If each one has its own proprietary stack with its own proprietary hardware, what you've just done is multiply the number of objects you're going to have to manage in your infrastructure. You're going to have that big support requirement for the physical inventory of the high-performance transaction stuff and then you're also going to have all the hypervisor with their dedicated storage. That increases the management burden. It doesn't decrease it. It isolates behind different hypervisors the storage associated with those hypervisors. That makes it more difficult for me to do my job. It doesn't make it easier. I'm going to have to hire more monks because the Xerox machine is broken, for those of you who are old enough to remember that commercial. When the Xerox machine breaks you gotta hire more monks. Anyway, I find the whole value case behind software defined to be a real question mark.
I'd like you to drill into specifically how software-defined storage plays into that scenario.
Toigo: Their idea is that you get one throat to choke. If you're doing VMware and VMware adds another software layer to their stack of software for server virtualization that now does storage virtualization, it will also allow software-defined storage. Then you just connect some pre-certified rigs or some generic gear behind your server that's running VMware and all the management of that storage is done by VMware. Now, on its face, if you're a homogeneous hypervisor shop, [and] you're only doing VMware across all your platforms, it might make sense.

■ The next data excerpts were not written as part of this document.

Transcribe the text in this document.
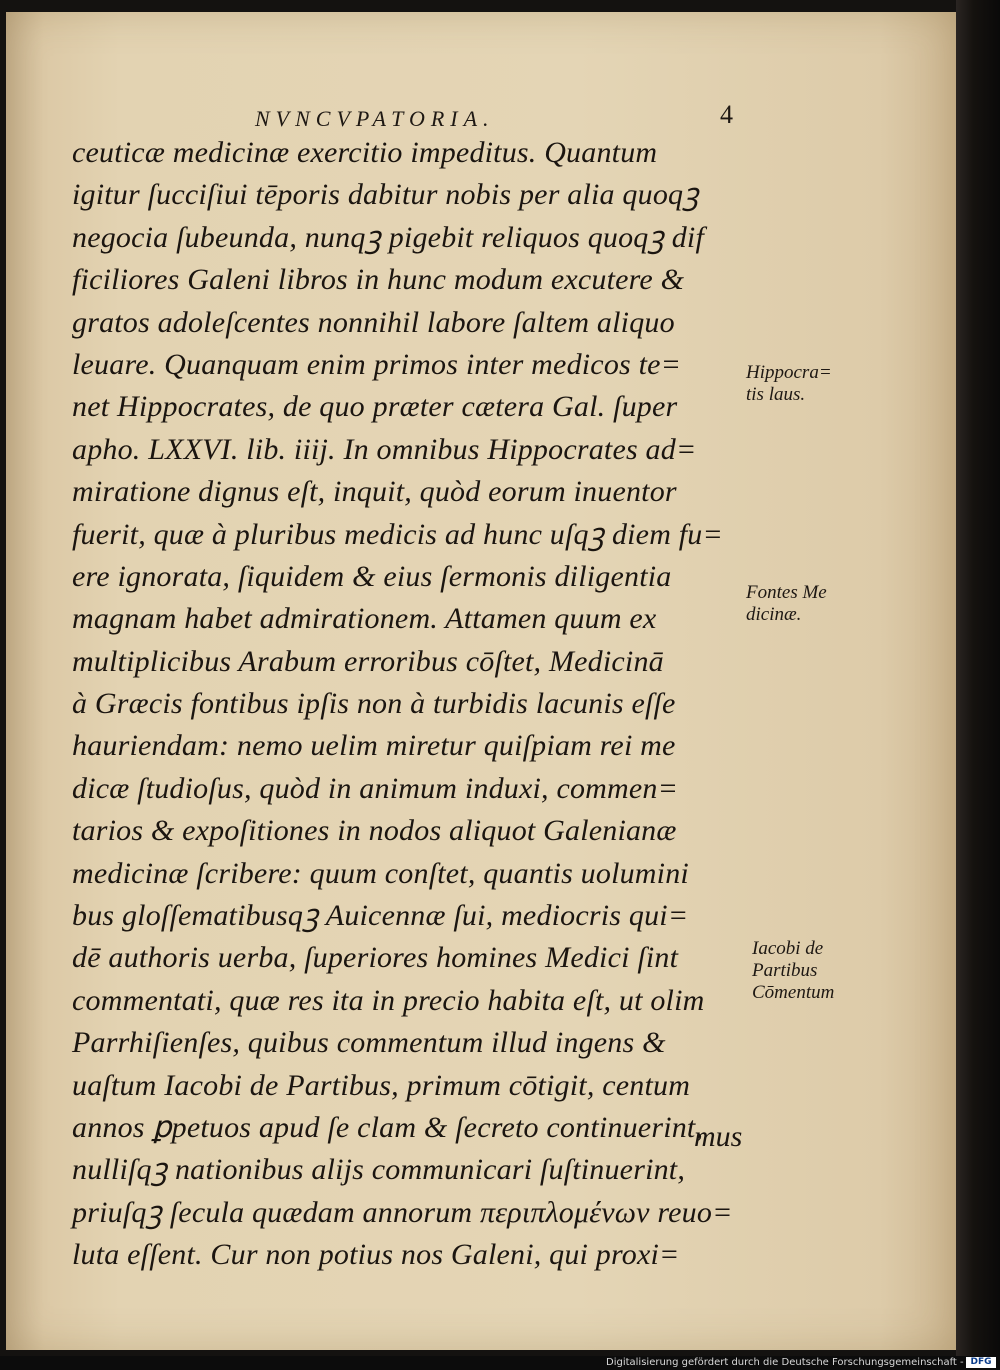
NVNCVPATORIA.	4
ceuticæ medicinæ exercitio impeditus. Quantum
igitur ſucciſiui tēporis dabitur nobis per alia quoqꝫ
negocia ſubeunda, nunqꝫ pigebit reliquos quoqꝫ dif
ficiliores Galeni libros in hunc modum excutere &
gratos adoleſcentes nonnihil labore ſaltem aliquo
leuare. Quanquam enim primos inter medicos te=
net Hippocrates, de quo præter cætera Gal. ſuper
apho. LXXVI. lib. iiij. In omnibus Hippocrates ad=
miratione dignus eſt, inquit, quòd eorum inuentor
fuerit, quæ à pluribus medicis ad hunc uſqꝫ diem fu=
ere ignorata, ſiquidem & eius ſermonis diligentia
magnam habet admirationem. Attamen quum ex
multiplicibus Arabum erroribus cōſtet, Medicinā
à Græcis fontibus ipſis non à turbidis lacunis eſſe
hauriendam: nemo uelim miretur quiſpiam rei me
dicæ ſtudioſus, quòd in animum induxi, commen=
tarios & expoſitiones in nodos aliquot Galenianæ
medicinæ ſcribere: quum conſtet, quantis uolumini
bus gloſſematibusqꝫ Auicennæ ſui, mediocris qui=
dē authoris uerba, ſuperiores homines Medici ſint
commentati, quæ res ita in precio habita eſt, ut olim
Parrhiſienſes, quibus commentum illud ingens &
uaſtum Iacobi de Partibus, primum cōtigit, centum
annos ꝑpetuos apud ſe clam & ſecreto continuerint,
nulliſqꝫ nationibus alijs communicari ſuſtinuerint,
priuſqꝫ ſecula quædam annorum περιπλομένων reuo=
luta eſſent. Cur non potius nos Galeni, qui proxi=
mus
Hippocra=
tis laus.
Fontes Me
dicinæ.
Iacobi de
Partibus
Cōmentum
Digitalisierung gefördert durch die Deutsche Forschungsgemeinschaft - DFG
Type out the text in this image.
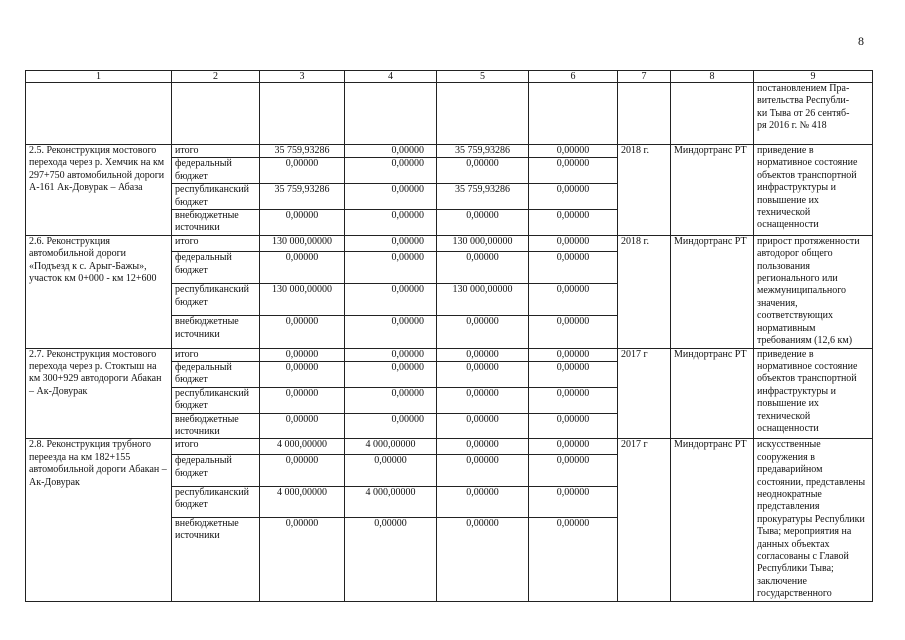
8
1	2	3	4	5	6	7	8	9
								постановлением Пра-
вительства Республи-
ки Тыва от 26 сентяб-
ря 2016 г. № 418
2.5. Реконструкция мостового перехода через р. Хемчик на км 297+750 автомобильной дороги А-161 Ак-Довурак – Абаза	итого	35 759,93286	0,00000	35 759,93286	0,00000	2018 г.	Миндортранс РТ	приведение в нормативное состояние объектов транспортной инфраструктуры и повышение их технической оснащенности
	федеральный бюджет	0,00000	0,00000	0,00000	0,00000			
	республиканский бюджет	35 759,93286	0,00000	35 759,93286	0,00000			
	внебюджетные источники	0,00000	0,00000	0,00000	0,00000			
2.6. Реконструкция автомобильной дороги «Подъезд к с. Арыг-Бажы», участок км 0+000 - км 12+600	итого	130 000,00000	0,00000	130 000,00000	0,00000	2018 г.	Миндортранс РТ	прирост протяженности автодорог общего пользования регионального или межмуниципального значения, соответствующих нормативным требованиям (12,6 км)
	федеральный бюджет	0,00000	0,00000	0,00000	0,00000			
	республиканский бюджет	130 000,00000	0,00000	130 000,00000	0,00000			
	внебюджетные источники	0,00000	0,00000	0,00000	0,00000			
2.7. Реконструкция мостового перехода через р. Стоктыш на км 300+929 автодороги Абакан – Ак-Довурак	итого	0,00000	0,00000	0,00000	0,00000	2017 г	Миндортранс РТ	приведение в нормативное состояние объектов транспортной инфраструктуры и повышение их технической оснащенности
	федеральный бюджет	0,00000	0,00000	0,00000	0,00000			
	республиканский бюджет	0,00000	0,00000	0,00000	0,00000			
	внебюджетные источники	0,00000	0,00000	0,00000	0,00000			
2.8. Реконструкция трубного переезда на км 182+155 автомобильной дороги Абакан – Ак-Довурак	итого	4 000,00000	4 000,00000	0,00000	0,00000	2017 г	Миндортранс РТ	искусственные сооружения в предаварийном состоянии, представлены неоднократные представления прокуратуры Республики Тыва; мероприятия на данных объектах согласованы с Главой Республики Тыва; заключение государственного
	федеральный бюджет	0,00000	0,00000	0,00000	0,00000			
	республиканский бюджет	4 000,00000	4 000,00000	0,00000	0,00000			
	внебюджетные источники	0,00000	0,00000	0,00000	0,00000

And, of course, we're going back to the days of 1987. I remember I had Sun and I had Microsoft in the same shop. I needed to trade data between them -- this before there was Samba which is a program that lets you do that -- and I called up [someone at] Microsoft and said, "How do I trade data between these two platforms?" And he said, "Oh, that's easy. Get rid of all the Sun stuff." Call up VMware and you say, "I have Hyper-V and I have VMware, how am I going to exchange data between these two isolated repositories of data behind each of the hypervisors?" And VMware will say, "Oh, that's easy. Get rid of all the Hyper-V and just go to VMware." I don't know that I want to allocate to a vendor that kind of control over my infrastructure decisions. I really don't. That's a question mark for me. Other people have no problem with it. They're sold on the VMware value proposition; they're going to go just that route, fine. If you're happy with that, be prepared to deal with the vicissitudes of a lock-in.